To demonstrate that the tomatoes could be harvested on Mars, the plants were grown in Martian simulant — Earth-based soil chemically matched to the Red Planet’s regolith — under the same temperature and water conditions as found on Mars. Heinz and Aldrin Space Institute experts analyzed soil conditions, selected seeds and implemented agricultural techniques to ensure the end result was the recognizable taste of Heinz ketchup.
The research, which was one of the largest projects of its kind related to Mars, also has applications closer to home. If, as shown, the tomatoes can be grown off-planet, they can also be grown in more remote and harsh places on Earth.
“With regards to our own survival on this planet, one of the big questions is how do we grow in soils that are less than ideal,” said Palmer.
In addition to studying Martian crops, the Kraft Heinz Company has invested in environmental social governance goals, including using 100% sustainably-sourced Heinz Ketchup tomatoes by 2025.
If and when astronauts produce Heinz ketchup on Mars, they will be continuing the brand’s legacy of adding flavor to food on and off Earth. Heinz Tomato Ketchup has been available for years for the crews aboard the International Space Station.

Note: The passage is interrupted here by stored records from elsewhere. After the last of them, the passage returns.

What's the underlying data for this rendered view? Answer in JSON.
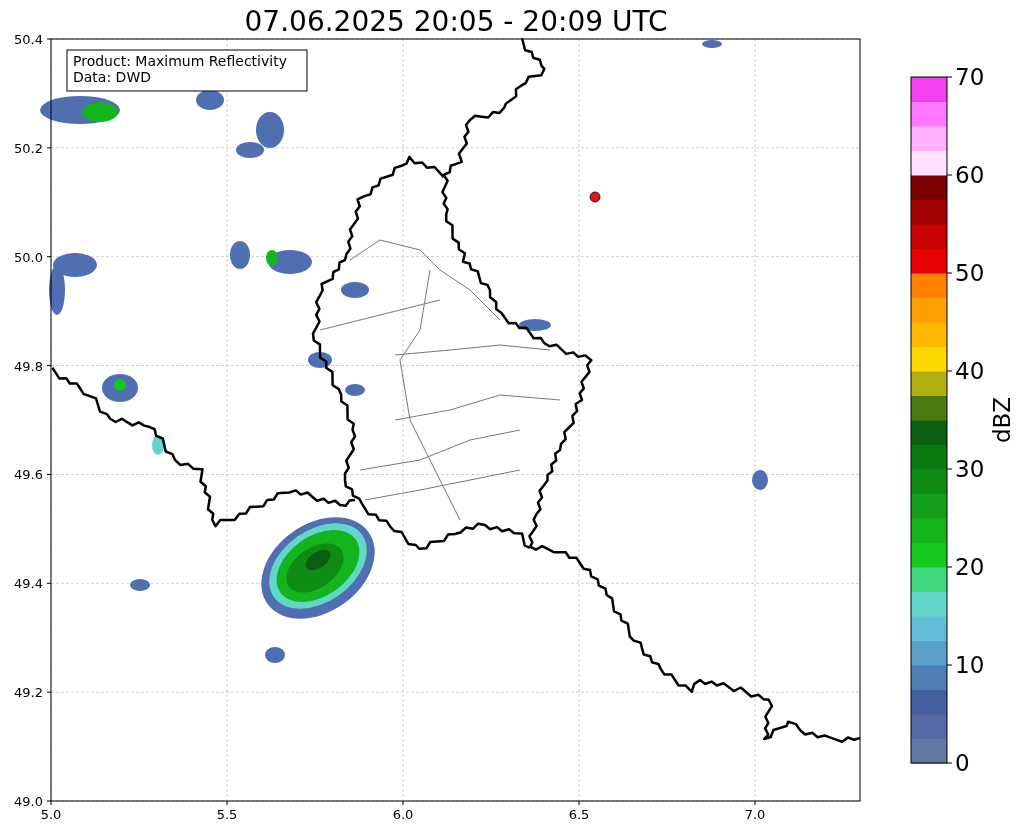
{
  "title": "07.06.2025 20:05 - 20:09 UTC",
  "info_box": [
    "Product: Maximum Reflectivity",
    "Data: DWD"
  ],
  "axes": {
    "xticks": [
      "5.0",
      "5.5",
      "6.0",
      "6.5",
      "7.0"
    ],
    "yticks": [
      "50.4",
      "50.2",
      "50.0",
      "49.8",
      "49.6",
      "49.4",
      "49.2",
      "49.0"
    ]
  },
  "marker": {
    "color": "#e8141c"
  },
  "colorbar": {
    "label": "dBZ",
    "ticks": [
      "70",
      "60",
      "50",
      "40",
      "30",
      "20",
      "10",
      "0"
    ],
    "bins": [
      {
        "color": "#6478a8"
      },
      {
        "color": "#556aa4"
      },
      {
        "color": "#4560a0"
      },
      {
        "color": "#4f7db4"
      },
      {
        "color": "#5b9ec8"
      },
      {
        "color": "#64bcd8"
      },
      {
        "color": "#62d6c8"
      },
      {
        "color": "#40d878"
      },
      {
        "color": "#14c81e"
      },
      {
        "color": "#14b41e"
      },
      {
        "color": "#12a01a"
      },
      {
        "color": "#0e8c14"
      },
      {
        "color": "#0c7812"
      },
      {
        "color": "#0a5e10"
      },
      {
        "color": "#4a7a10"
      },
      {
        "color": "#b0b010"
      },
      {
        "color": "#ffd700"
      },
      {
        "color": "#ffb800"
      },
      {
        "color": "#ffa000"
      },
      {
        "color": "#ff7f00"
      },
      {
        "color": "#e60000"
      },
      {
        "color": "#c80000"
      },
      {
        "color": "#a00000"
      },
      {
        "color": "#7a0000"
      },
      {
        "color": "#ffe0ff"
      },
      {
        "color": "#ffb0ff"
      },
      {
        "color": "#ff78ff"
      },
      {
        "color": "#f040f0"
      }
    ]
  }
}
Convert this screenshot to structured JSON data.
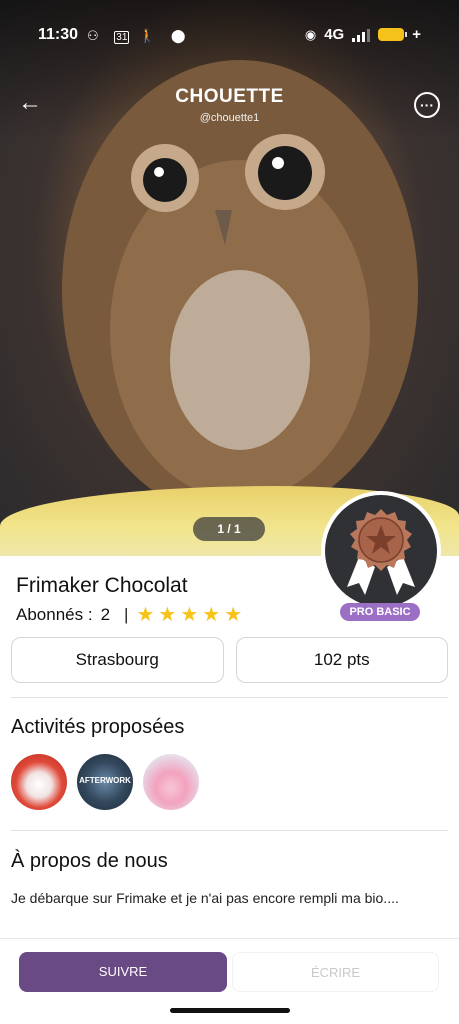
{
  "status_bar": {
    "time": "11:30",
    "left_icons": [
      "charge-icon",
      "calendar-icon",
      "walk-icon",
      "location-icon"
    ],
    "calendar_day": "31",
    "network": "4G"
  },
  "header": {
    "title": "CHOUETTE",
    "handle": "@chouette1",
    "back_icon": "arrow-left-icon",
    "more_icon": "more-icon"
  },
  "gallery": {
    "pager": "1 / 1"
  },
  "profile": {
    "name": "Frimaker Chocolat",
    "followers_label": "Abonnés :",
    "followers_count": "2",
    "rating": 5,
    "badge_label": "PRO BASIC",
    "city": "Strasbourg",
    "points": "102 pts"
  },
  "activities": {
    "title": "Activités proposées",
    "items": [
      {
        "name": "bowling",
        "label": ""
      },
      {
        "name": "afterwork",
        "label": "AFTERWORK"
      },
      {
        "name": "cocktail",
        "label": ""
      }
    ]
  },
  "about": {
    "title": "À propos de nous",
    "text": "Je débarque sur Frimake et je n'ai pas encore rempli ma bio...."
  },
  "actions": {
    "follow": "SUIVRE",
    "write": "ÉCRIRE"
  },
  "colors": {
    "accent": "#6a4a84",
    "badge": "#9a6fc4",
    "star": "#f6c31a"
  }
}
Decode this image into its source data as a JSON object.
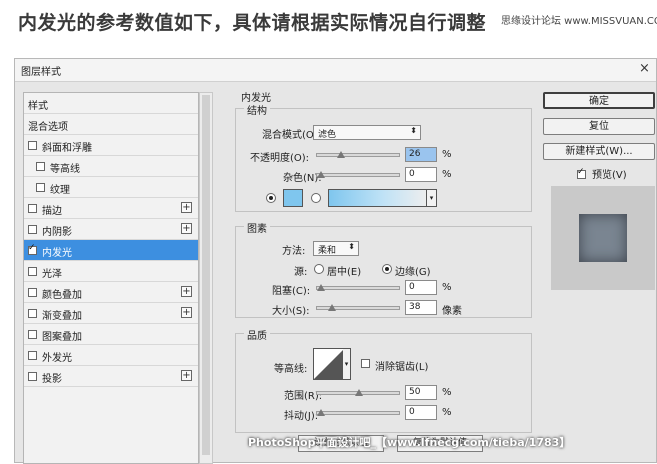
{
  "headline": "内发光的参考数值如下，具体请根据实际情况自行调整",
  "watermark_top": "思缘设计论坛 www.MISSVUAN.COM",
  "watermark_bottom": "PhotoShop平面设计吧_【www.lfnecg.com/tieba/1783】",
  "dialog": {
    "title": "图层样式",
    "close": "×"
  },
  "sidebar": {
    "items": [
      {
        "label": "样式",
        "checkbox": false,
        "checked": false,
        "plus": false,
        "selected": false
      },
      {
        "label": "混合选项",
        "checkbox": false,
        "checked": false,
        "plus": false,
        "selected": false
      },
      {
        "label": "斜面和浮雕",
        "checkbox": true,
        "checked": false,
        "plus": false,
        "selected": false
      },
      {
        "label": "等高线",
        "checkbox": true,
        "checked": false,
        "plus": false,
        "selected": false,
        "indent": true
      },
      {
        "label": "纹理",
        "checkbox": true,
        "checked": false,
        "plus": false,
        "selected": false,
        "indent": true
      },
      {
        "label": "描边",
        "checkbox": true,
        "checked": false,
        "plus": true,
        "selected": false
      },
      {
        "label": "内阴影",
        "checkbox": true,
        "checked": false,
        "plus": true,
        "selected": false
      },
      {
        "label": "内发光",
        "checkbox": true,
        "checked": true,
        "plus": false,
        "selected": true
      },
      {
        "label": "光泽",
        "checkbox": true,
        "checked": false,
        "plus": false,
        "selected": false
      },
      {
        "label": "颜色叠加",
        "checkbox": true,
        "checked": false,
        "plus": true,
        "selected": false
      },
      {
        "label": "渐变叠加",
        "checkbox": true,
        "checked": false,
        "plus": true,
        "selected": false
      },
      {
        "label": "图案叠加",
        "checkbox": true,
        "checked": false,
        "plus": false,
        "selected": false
      },
      {
        "label": "外发光",
        "checkbox": true,
        "checked": false,
        "plus": false,
        "selected": false
      },
      {
        "label": "投影",
        "checkbox": true,
        "checked": false,
        "plus": true,
        "selected": false
      }
    ]
  },
  "panel": {
    "section_title": "内发光",
    "structure": {
      "title": "结构",
      "blend_label": "混合模式(O):",
      "blend_value": "滤色",
      "opacity_label": "不透明度(O):",
      "opacity_value": "26",
      "opacity_level": 0.26,
      "noise_label": "杂色(N):",
      "noise_value": "0",
      "noise_level": 0,
      "unit": "%",
      "glow_color": "#7fc6ee"
    },
    "elements": {
      "title": "图素",
      "technique_label": "方法:",
      "technique_value": "柔和",
      "source_label": "源:",
      "source_center": "居中(E)",
      "source_edge": "边缘(G)",
      "choke_label": "阻塞(C):",
      "choke_value": "0",
      "choke_level": 0,
      "size_label": "大小(S):",
      "size_value": "38",
      "size_level": 0.15,
      "size_unit": "像素",
      "unit": "%"
    },
    "quality": {
      "title": "品质",
      "contour_label": "等高线:",
      "anti_alias_label": "消除锯齿(L)",
      "range_label": "范围(R):",
      "range_value": "50",
      "range_level": 0.5,
      "jitter_label": "抖动(J):",
      "jitter_value": "0",
      "jitter_level": 0,
      "unit": "%"
    },
    "buttons": {
      "set_default": "设置为默认值",
      "reset_default": "复位为默认值"
    }
  },
  "right_buttons": {
    "ok": "确定",
    "reset": "复位",
    "new_style": "新建样式(W)...",
    "preview": "预览(V)"
  }
}
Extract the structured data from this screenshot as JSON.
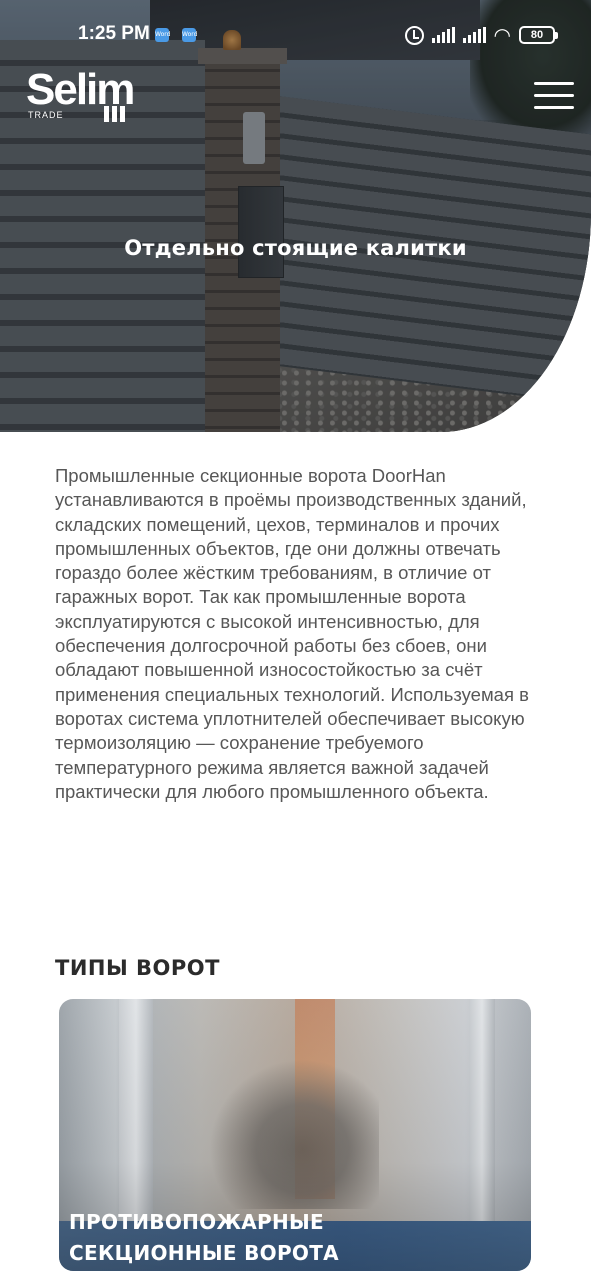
{
  "status_bar": {
    "time": "1:25 PM",
    "notification_icons": [
      "word-app-icon",
      "word-app-icon"
    ],
    "notification_icon_label": "Word",
    "battery": "80",
    "icons": [
      "alarm-icon",
      "signal-icon",
      "signal-icon",
      "wifi-icon",
      "battery-icon"
    ]
  },
  "header": {
    "logo_text": "Selim",
    "logo_subtext": "TRADE",
    "menu_icon": "hamburger-menu-icon"
  },
  "hero": {
    "title": "Отдельно стоящие калитки"
  },
  "description": "Промышленные секционные ворота DoorHan устанавливаются в проёмы производственных зданий, складских помещений, цехов, терминалов и прочих промышленных объектов, где они должны отвечать гораздо более жёстким требованиям, в отличие от гаражных ворот. Так как промышленные ворота эксплуатируются с высокой интенсивностью, для обеспечения долгосрочной работы без сбоев, они обладают повышенной износостойкостью за счёт применения специальных технологий. Используемая в воротах система уплотнителей обеспечивает высокую термоизоляцию — сохранение требуемого температурного режима является важной задачей практически для любого промышленного объекта.",
  "gate_types": {
    "title": "ТИПЫ ВОРОТ",
    "cards": [
      {
        "title": "ПРОТИВОПОЖАРНЫЕ\nСЕКЦИОННЫЕ ВОРОТА"
      }
    ]
  },
  "colors": {
    "text": "#575757",
    "heading": "#2b2b2b",
    "background": "#ffffff"
  }
}
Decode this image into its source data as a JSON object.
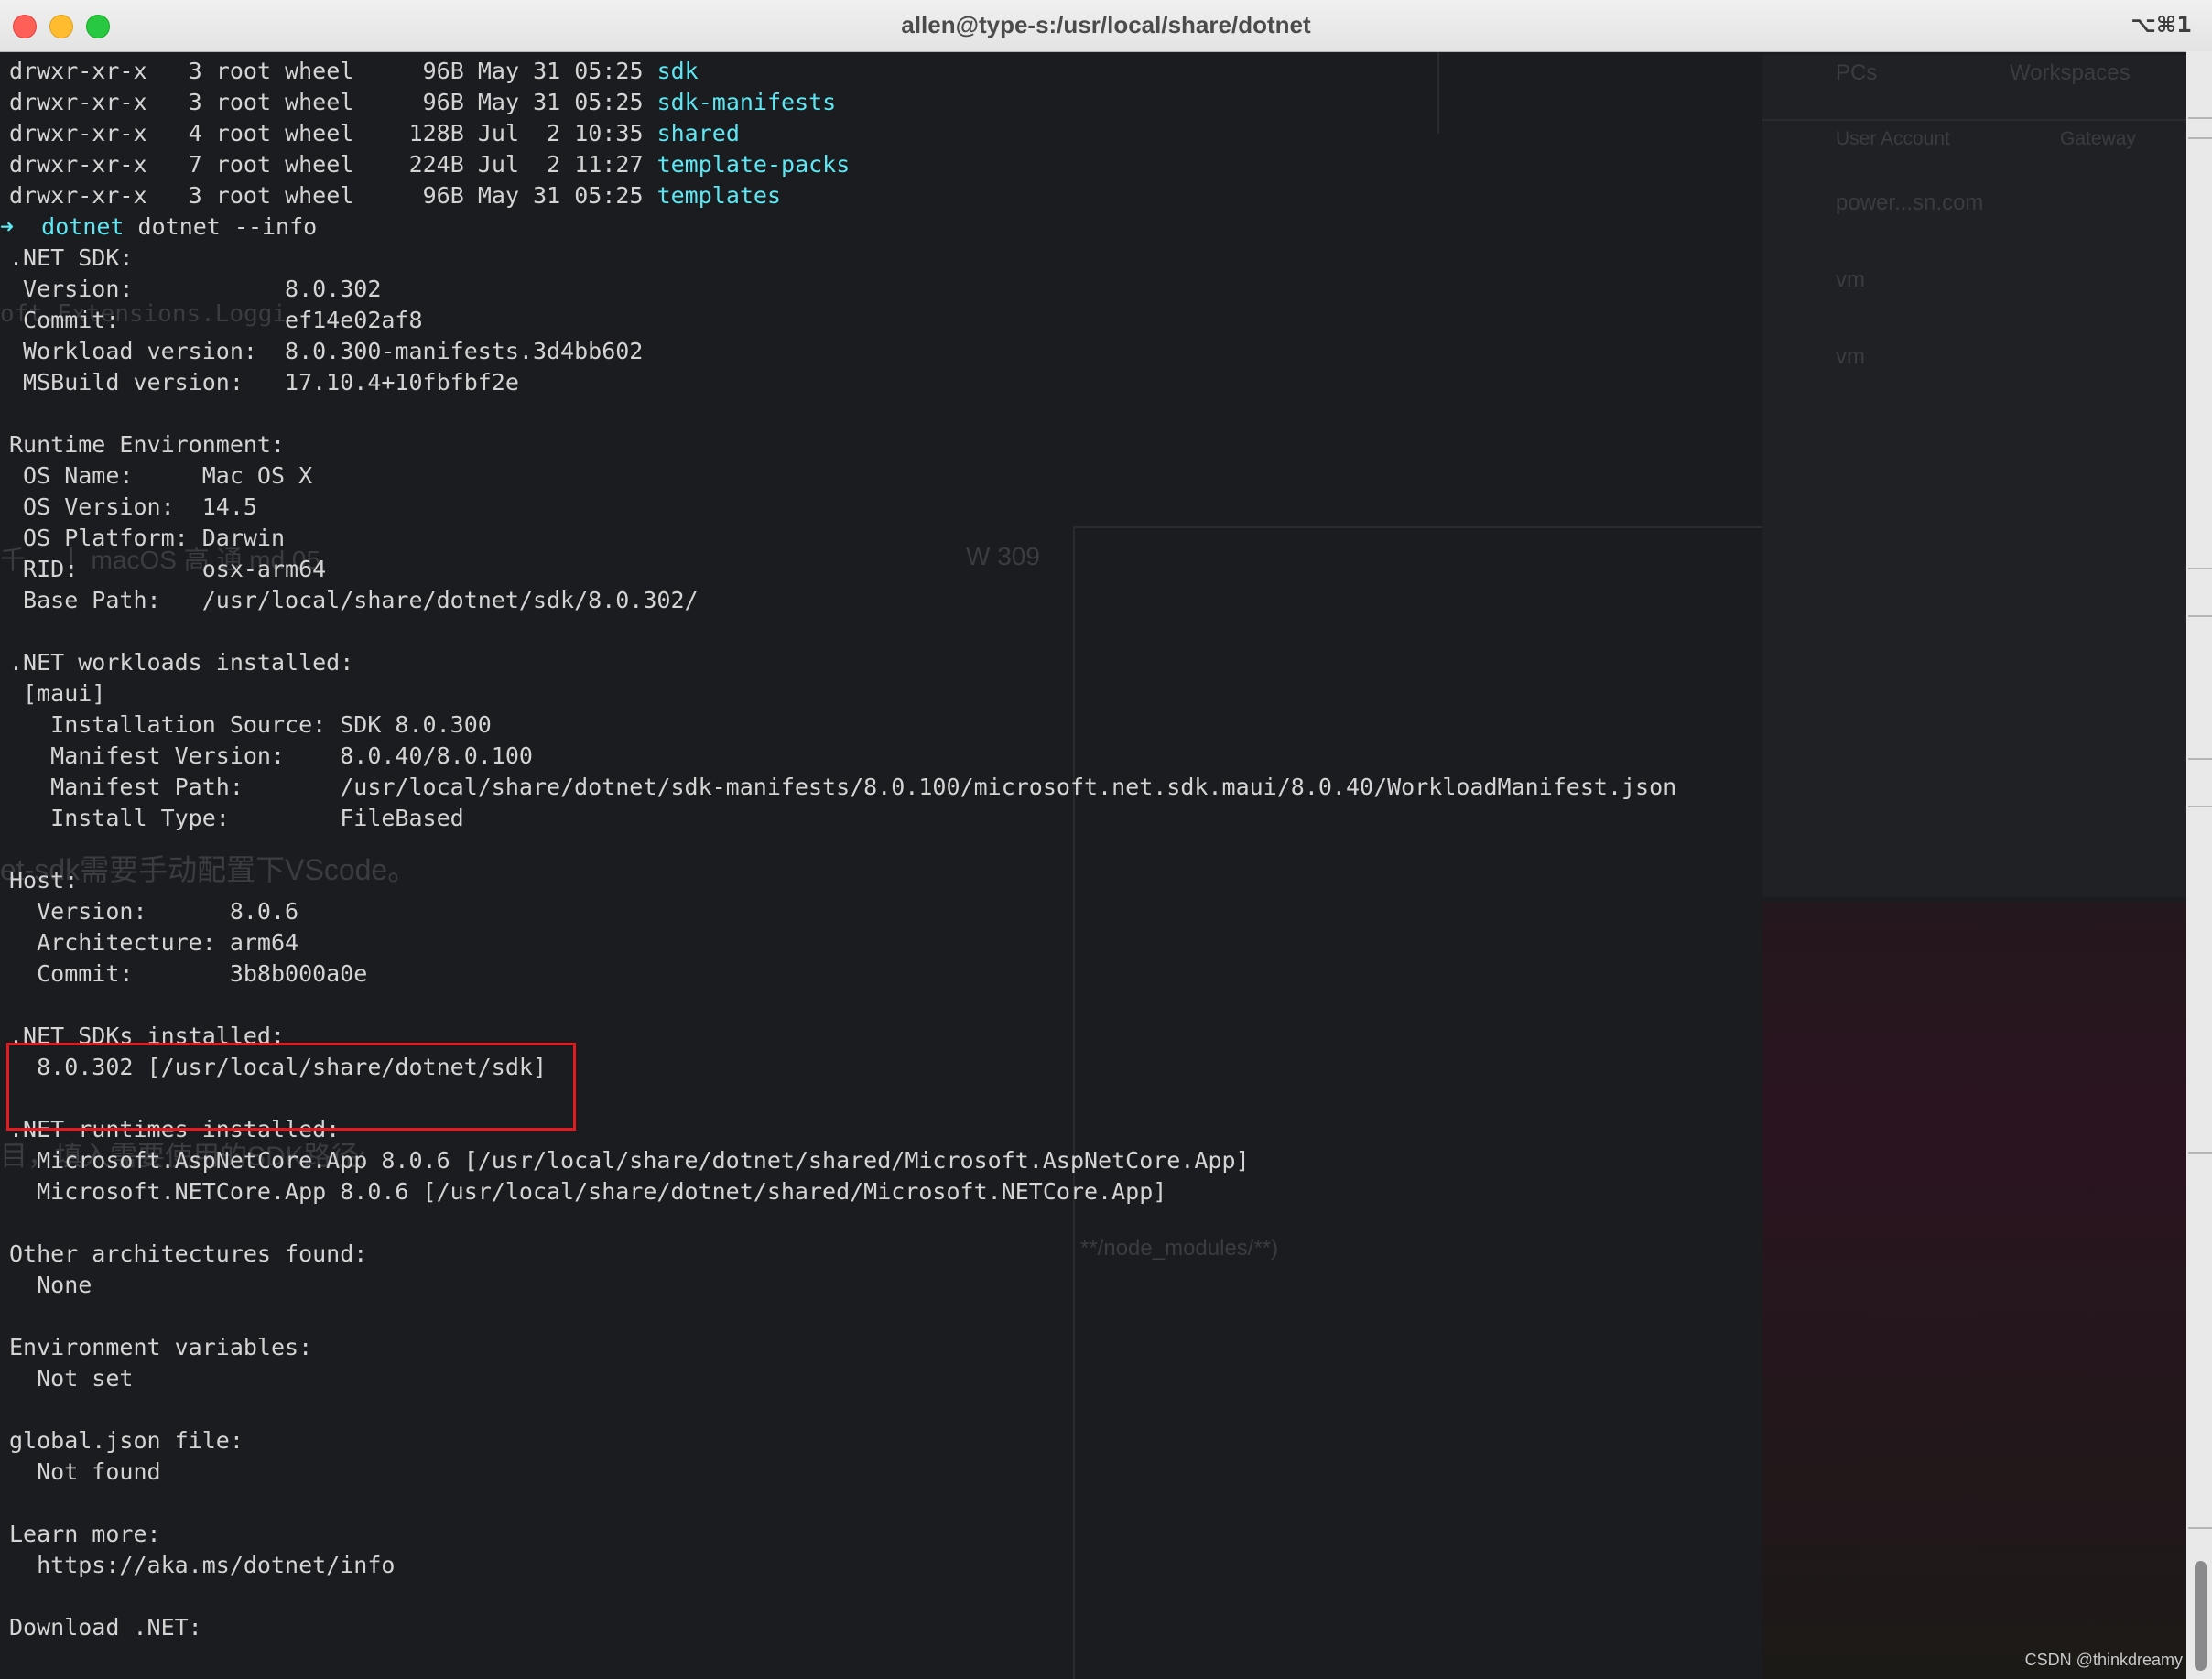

“In space we have a saying, ‘it’s not about the food, it’s about the sauce,'” said Mike Massimino, a former NASA astronaut, Heinz Tomato Ketchup Marz Edition ambassador and self-confessed Heinz ketchup superfan. “We could choose what food we wanted to eat up there, but lots of the dishes came dehydrated and a little bit bland, so a good dollop of sauce always made your meals delicious.”